Superintelligence and superstupidity
Nick Bostrom is an intellectual hero. Pin a medal on him. Since the publication of his book Superintelligence, the topic of superhuman intelligence is in vogue for the first time. Thank God for that. There might not be a more important topic in the world, and it’s gotten almost no attention until now. It still isn’t getting enough.
Bostrom’s focus on superhuman artificial intelligence is an eminently prudent one: what if a superhuman AI’s motives are either hostile or indifferent to human values and we unwittingly hand the universe over to a malevolent god? Even if there is only a tiny chance of this happening, it’s worth thinking about how to avoid such a scenario. One of Bostrom’s insights about existential risk is that if you 1) value future lives as much as present lives, 2) expect the number of future lives over the fullness of time to be 10 quadrillion, and 3) treat reducing existential risk as equivalent to saving lives, then reducing the risk of human extinction “by a mere one millionth of one percentage point” is as important as saving 100 million lives in the present. Unlikely events still warrant precautions if the impact of those events would be the destruction of all human life forever. Even though Bostrom takes some existential risk scenarios far more seriously than I do, I still think he should be applauded for surveying all the potential risks out there.
One of Bostrom’s scenarios wherein a superhuman AI destroys humanity is the Paperclip Maximizer. A superhuman AI is programmed to produce paperclips and cares about nothing else. It its enthusiasm, it turns the entire planet into paperclips, killing all life on Earth. The Paperclip Maximizer is a stand-in for all the scenarios in which a superhuman AI is indifferent to human values. A similar scenario to the Paperclip Maximizer is the Happiness Maximizer. This scenario comes from Bostrom’s colleague and collaborator Stuart Armstrong. A superhuman AI is programmed to ensure that all humans are “safe and happy”. Based on this Prime Directive, it traps all humans “in underground concrete coffins on heroin drips”. Despite the programmers’ efforts, the AI’s motives conflict with our motives. The problem is that the AI’s understanding of the human concepts safety and happiness are antithetical to humans’ own understanding of those concepts.

I think the Happiness Maximizer is an impossible scenario. So is any scenario in the same vein, where the problem comes from the fact that the AI doesn’t understand human concepts. In his book, Bostrom’s definition of superintelligence, or what I’ve been calling superhuman intelligence, is “any intellect that greatly exceeds the cognitive performance of humans in virtually all domains of interest.” Bostrom gives a similar definition in an 1998 paper: “an intellect that is much smarter than the best human brains in practically every field, including scientific creativity, general wisdom and social skills.” From either of these definitions, it seems clear that a superintelligent AI would be able to breeze through the Turing test and pass with flying colours. A superintelligent AI would be able to talk about concepts like safety and happiness with more than enough sophistication to convince human judges that it is human. By the definition of superintelligence, a superintelligent AI would be able to ponder and discuss the Happiness Maximizer scenario with more depth and insight than Nick Bostrom, Stuart Armstrong, or me.

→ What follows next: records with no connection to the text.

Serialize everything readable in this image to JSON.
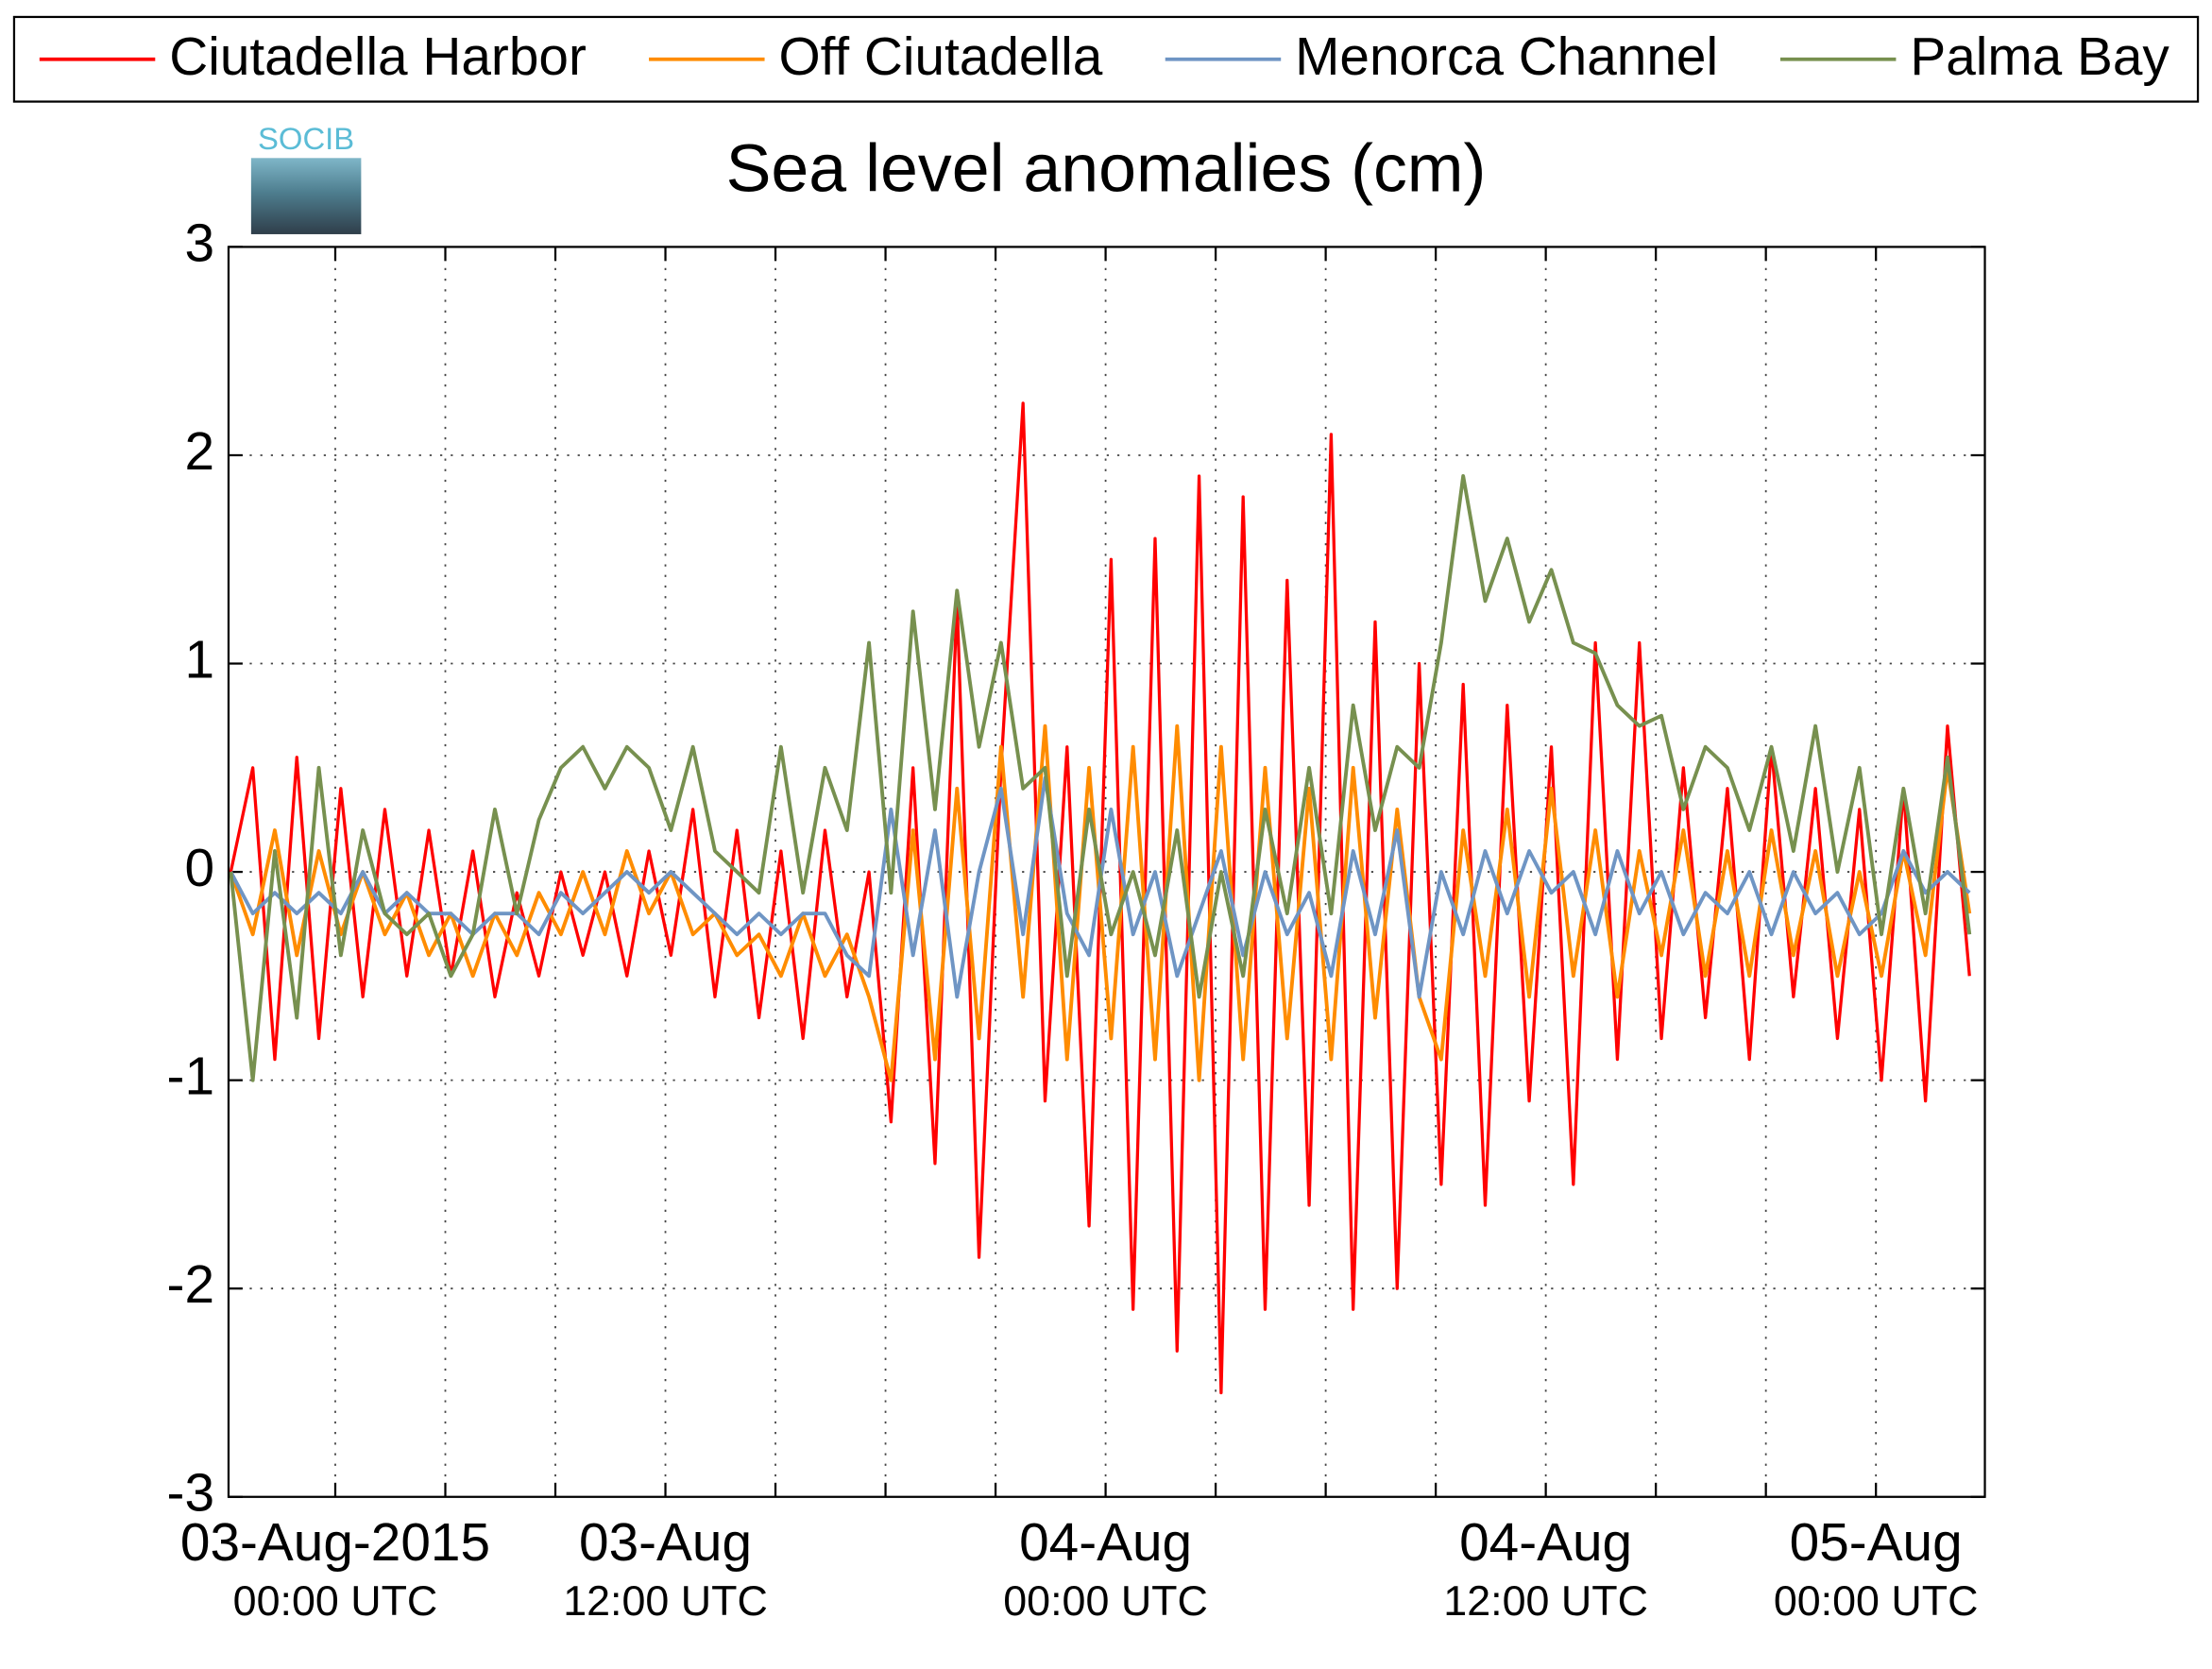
{
  "chart_data": {
    "type": "line",
    "title": "Sea level anomalies (cm)",
    "logo": "SOCIB",
    "legend": "top",
    "grid": true,
    "x": [
      -0.95,
      -0.75,
      -0.55,
      -0.35,
      -0.15,
      0.05,
      0.25,
      0.45,
      0.65,
      0.85,
      1.05,
      1.25,
      1.45,
      1.65,
      1.85,
      2.05,
      2.25,
      2.45,
      2.65,
      2.85,
      3.05,
      3.25,
      3.45,
      3.65,
      3.85,
      4.05,
      4.25,
      4.45,
      4.65,
      4.85,
      5.05,
      5.25,
      5.45,
      5.65,
      5.85,
      6.05,
      6.25,
      6.45,
      6.65,
      6.85,
      7.05,
      7.25,
      7.45,
      7.65,
      7.85,
      8.05,
      8.25,
      8.45,
      8.65,
      8.85,
      9.05,
      9.25,
      9.45,
      9.65,
      9.85,
      10.05,
      10.25,
      10.45,
      10.65,
      10.85,
      11.05,
      11.25,
      11.45,
      11.65,
      11.85,
      12.05,
      12.25,
      12.45,
      12.65,
      12.85,
      13.05,
      13.25,
      13.45,
      13.65,
      13.85,
      14.05,
      14.25,
      14.45,
      14.65,
      14.85
    ],
    "xlim": [
      -0.97,
      14.99
    ],
    "xticks": [
      {
        "value": 0,
        "label": "03-Aug-2015",
        "sublabel": "00:00 UTC"
      },
      1,
      2,
      {
        "value": 3,
        "label": "03-Aug",
        "sublabel": "12:00 UTC"
      },
      4,
      5,
      6,
      {
        "value": 7,
        "label": "04-Aug",
        "sublabel": "00:00 UTC"
      },
      8,
      9,
      10,
      {
        "value": 11,
        "label": "04-Aug",
        "sublabel": "12:00 UTC"
      },
      12,
      13,
      {
        "value": 14,
        "label": "05-Aug",
        "sublabel": "00:00 UTC"
      }
    ],
    "ylim": [
      -3,
      3
    ],
    "yticks": [
      -3,
      -2,
      -1,
      0,
      1,
      2,
      3
    ],
    "series": [
      {
        "name": "Ciutadella Harbor",
        "color": "#ff0000",
        "values": [
          0,
          0.5,
          -0.9,
          0.55,
          -0.8,
          0.4,
          -0.6,
          0.3,
          -0.5,
          0.2,
          -0.5,
          0.1,
          -0.6,
          -0.1,
          -0.5,
          0,
          -0.4,
          0,
          -0.5,
          0.1,
          -0.4,
          0.3,
          -0.6,
          0.2,
          -0.7,
          0.1,
          -0.8,
          0.2,
          -0.6,
          0,
          -1.2,
          0.5,
          -1.4,
          1.3,
          -1.85,
          0.5,
          2.25,
          -1.1,
          0.6,
          -1.7,
          1.5,
          -2.1,
          1.6,
          -2.3,
          1.9,
          -2.5,
          1.8,
          -2.1,
          1.4,
          -1.6,
          2.1,
          -2.1,
          1.2,
          -2,
          1,
          -1.5,
          0.9,
          -1.6,
          0.8,
          -1.1,
          0.6,
          -1.5,
          1.1,
          -0.9,
          1.1,
          -0.8,
          0.5,
          -0.7,
          0.4,
          -0.9,
          0.6,
          -0.6,
          0.4,
          -0.8,
          0.3,
          -1,
          0.4,
          -1.1,
          0.7,
          -0.5
        ]
      },
      {
        "name": "Off Ciutadella",
        "color": "#ff8c00",
        "values": [
          0,
          -0.3,
          0.2,
          -0.4,
          0.1,
          -0.3,
          0,
          -0.3,
          -0.1,
          -0.4,
          -0.2,
          -0.5,
          -0.2,
          -0.4,
          -0.1,
          -0.3,
          0,
          -0.3,
          0.1,
          -0.2,
          0,
          -0.3,
          -0.2,
          -0.4,
          -0.3,
          -0.5,
          -0.2,
          -0.5,
          -0.3,
          -0.6,
          -1,
          0.2,
          -0.9,
          0.4,
          -0.8,
          0.6,
          -0.6,
          0.7,
          -0.9,
          0.5,
          -0.8,
          0.6,
          -0.9,
          0.7,
          -1,
          0.6,
          -0.9,
          0.5,
          -0.8,
          0.4,
          -0.9,
          0.5,
          -0.7,
          0.3,
          -0.6,
          -0.9,
          0.2,
          -0.5,
          0.3,
          -0.6,
          0.4,
          -0.5,
          0.2,
          -0.6,
          0.1,
          -0.4,
          0.2,
          -0.5,
          0.1,
          -0.5,
          0.2,
          -0.4,
          0.1,
          -0.5,
          0,
          -0.5,
          0.1,
          -0.4,
          0.5,
          -0.2
        ]
      },
      {
        "name": "Menorca Channel",
        "color": "#6f95c4",
        "values": [
          0,
          -0.2,
          -0.1,
          -0.2,
          -0.1,
          -0.2,
          0,
          -0.2,
          -0.1,
          -0.2,
          -0.2,
          -0.3,
          -0.2,
          -0.2,
          -0.3,
          -0.1,
          -0.2,
          -0.1,
          0,
          -0.1,
          0,
          -0.1,
          -0.2,
          -0.3,
          -0.2,
          -0.3,
          -0.2,
          -0.2,
          -0.4,
          -0.5,
          0.3,
          -0.4,
          0.2,
          -0.6,
          0,
          0.4,
          -0.3,
          0.45,
          -0.2,
          -0.4,
          0.3,
          -0.3,
          0,
          -0.5,
          -0.2,
          0.1,
          -0.4,
          0,
          -0.3,
          -0.1,
          -0.5,
          0.1,
          -0.3,
          0.2,
          -0.6,
          0,
          -0.3,
          0.1,
          -0.2,
          0.1,
          -0.1,
          0,
          -0.3,
          0.1,
          -0.2,
          0,
          -0.3,
          -0.1,
          -0.2,
          0,
          -0.3,
          0,
          -0.2,
          -0.1,
          -0.3,
          -0.2,
          0.1,
          -0.1,
          0,
          -0.1
        ]
      },
      {
        "name": "Palma Bay",
        "color": "#77904f",
        "values": [
          0,
          -1,
          0.1,
          -0.7,
          0.5,
          -0.4,
          0.2,
          -0.2,
          -0.3,
          -0.2,
          -0.5,
          -0.3,
          0.3,
          -0.2,
          0.25,
          0.5,
          0.6,
          0.4,
          0.6,
          0.5,
          0.2,
          0.6,
          0.1,
          0,
          -0.1,
          0.6,
          -0.1,
          0.5,
          0.2,
          1.1,
          -0.1,
          1.25,
          0.3,
          1.35,
          0.6,
          1.1,
          0.4,
          0.5,
          -0.5,
          0.3,
          -0.3,
          0,
          -0.4,
          0.2,
          -0.6,
          0,
          -0.5,
          0.3,
          -0.2,
          0.5,
          -0.2,
          0.8,
          0.2,
          0.6,
          0.5,
          1.1,
          1.9,
          1.3,
          1.6,
          1.2,
          1.45,
          1.1,
          1.05,
          0.8,
          0.7,
          0.75,
          0.3,
          0.6,
          0.5,
          0.2,
          0.6,
          0.1,
          0.7,
          0,
          0.5,
          -0.3,
          0.4,
          -0.2,
          0.55,
          -0.3
        ]
      }
    ]
  }
}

There is no way a superintelligent AI would make such an elementary mistake as confusing the human desire to be “safe and happy” for a desire to be kept underground in “concrete coffins on heroin drips”. That would make the AI far dumber than the average human with regard to understanding human concepts. Not only would the AI have superintelligence, it would putatively also have subintelligence — or superstupidity. I can’t see how this would be possible. In order to pass the Turing test, an AI would need to demonstrate that it understands concepts like safety and happiness in the same way humans understand them. Either we’re talking about an AI that understands those concepts, or we’re talking about a paradoxical “superintelligent” AI that can’t pass the Turing test — a seeming impossibility.
If you’re unconvinced, imagine the AI is about to begin carrying out its Prime Directive to keep humans “safe and happy”. One way it could decide what to do would be to give itself a version of the Turing test. It could ask itself, “What should a superintelligent AI do to keep humans safe and happy?” and then give itself the same answer it would give to satisfy a human judge. Then, it could do whatever it said in its answer. This way the AI would always be capable of taking actions in accordance with a human understanding of the relevant concepts. It would be impossible for a superintelligent AI to be incapable of doing so.

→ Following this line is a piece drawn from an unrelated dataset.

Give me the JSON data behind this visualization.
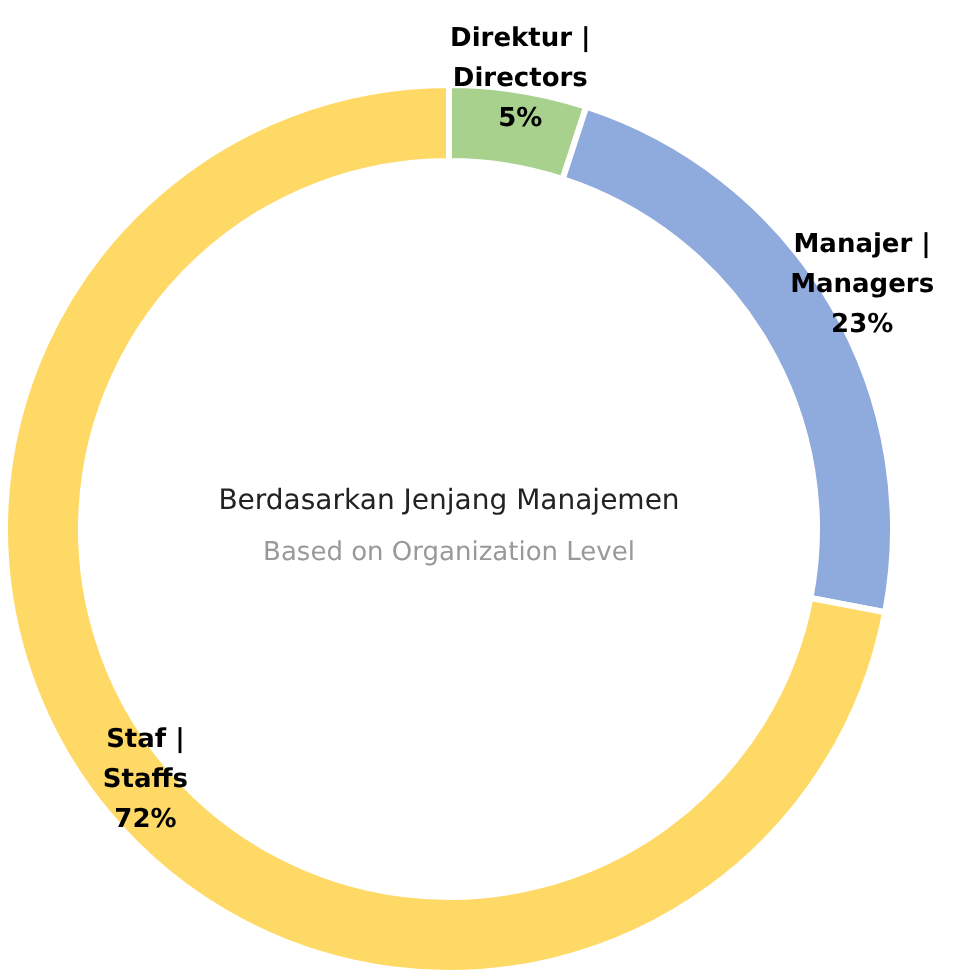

Simultaneous superintelligence and superstupidity is an absurdity, and so scenarios like the Happiness Maximizer are an impossibility. This is not, however, the only kind of AI doomsday scenario Bostrom and Armstrong have imagined. The overall existential risk posed by superhuman AI certainly can’t be ruled out the basis of the argument I have just given. My argument can only rule out the risk posed by hapless AIs that don’t understand human concepts.